Have you seen vmtoolsd being similarly big rss for vmtoolsd? If so, we may give a try to workaround option described - not really sure if it helps spausedd, but it's worth a try?

Comment 10 Reid Wahl 2022-09-21 07:44:43 UTC
(In reply to Jan Friesse from comment #9)
> Found something (maybe) interesting
> https://github.com/vmware/open-vm-tools/issues/514#issuecomment-839107895 -
> we have 11.0.5.
> 
> Have you seen vmtoolsd being similarly big rss for vmtoolsd? If so, we may
> give a try to workaround option described - not really sure if it helps
> spausedd, but it's worth a try?

vmtools seems to be doing okay.

root      1393  0.0  0.0 396576  5676 ?        Ssl  Jan03 181:31 /usr/bin/vmtoolsd


When I was first looking at this, I found several memory leak fixes in the change log for vmguestlib. None that I could really point to for this issue, but it lends further support to the notion that the problem may reside there. It could be a leak that's been fixed in some newer version, or a leak that hasn't even been identified yet.

Comment 11 Jan Friesse 2022-09-21 14:30:22 UTC
:(

Anyway, I think it is not a problem in spausedd itself, because after day of running I see
root      3156 99.9  0.1  23184  4776 ?        RLs  Sep20 1449:45 spausedd -D -t 1

(this is pristine RHEL 7.9 without any config). So I think it is some combination of vmguestlib and configuration of vmware vm which may cause problems - memory leaks.

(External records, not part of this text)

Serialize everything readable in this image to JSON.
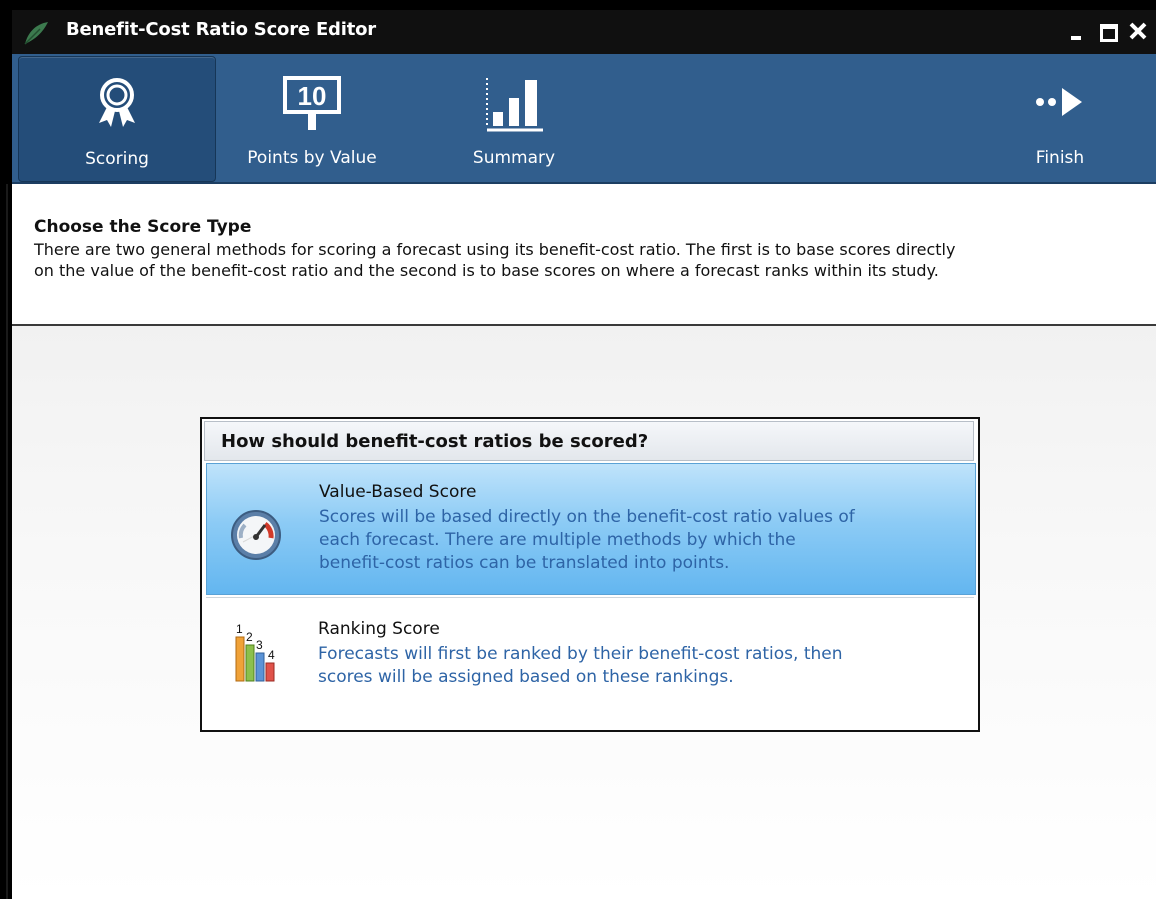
{
  "window": {
    "title": "Benefit-Cost Ratio Score Editor",
    "minimize_glyph": "_",
    "maximize_glyph": "□",
    "close_glyph": "✕"
  },
  "ribbon": {
    "items": [
      {
        "label": "Scoring",
        "icon": "award-ribbon-icon",
        "selected": true
      },
      {
        "label": "Points by Value",
        "icon": "ten-points-sign-icon",
        "selected": false
      },
      {
        "label": "Summary",
        "icon": "bar-chart-icon",
        "selected": false
      },
      {
        "label": "Finish",
        "icon": "dots-arrow-right-icon",
        "selected": false
      }
    ]
  },
  "header": {
    "title": "Choose the Score Type",
    "description_line1": "There are two general methods for scoring a forecast using its benefit-cost ratio. The first is to base scores directly",
    "description_line2": "on the value of the benefit-cost ratio and the second is to base scores on where a forecast ranks within its study."
  },
  "panel": {
    "question": "How should benefit-cost ratios be scored?",
    "options": [
      {
        "title": "Value-Based Score",
        "description_line1": "Scores will be based directly on the benefit-cost ratio values of",
        "description_line2": "each forecast. There are multiple methods by which the",
        "description_line3": "benefit-cost ratios can be translated into points.",
        "icon": "gauge-icon",
        "selected": true
      },
      {
        "title": "Ranking Score",
        "description_line1": "Forecasts will first be ranked by their benefit-cost ratios, then",
        "description_line2": "scores will be assigned based on these rankings.",
        "icon": "ranked-bars-icon",
        "rank_numbers": [
          "1",
          "2",
          "3",
          "4"
        ],
        "selected": false
      }
    ]
  },
  "colors": {
    "ribbon_bg": "#315e8d",
    "ribbon_selected": "#244d79",
    "selected_option": "#8ccbf5",
    "description_text": "#2e64a6"
  }
}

And honestly, I have really NO clue how to move forward.

Comment 12 Reid Wahl 2022-09-21 20:13:41 UTC
Well, a workaround would be to restart spausedd I presume. Someone could take this to VMware, but I don't expect that to go far since we can't reproduce it and it's technically our program that shows the leak.

Comment 13 Jan Friesse 2022-09-22 07:30:51 UTC
Reid: Agree. We cannot file issue with VMWare/open-vm-tools upstream without reproducer and confirmation using the upstream guestlib.

Comment 14 Jan Friesse 2022-09-26 07:46:01 UTC
Checked again this morning and memory used is still 4776. So I've restarted it and now I'm testing default timeout.

I'm wondering, is customer using (for example) VM migration or some other "special" features?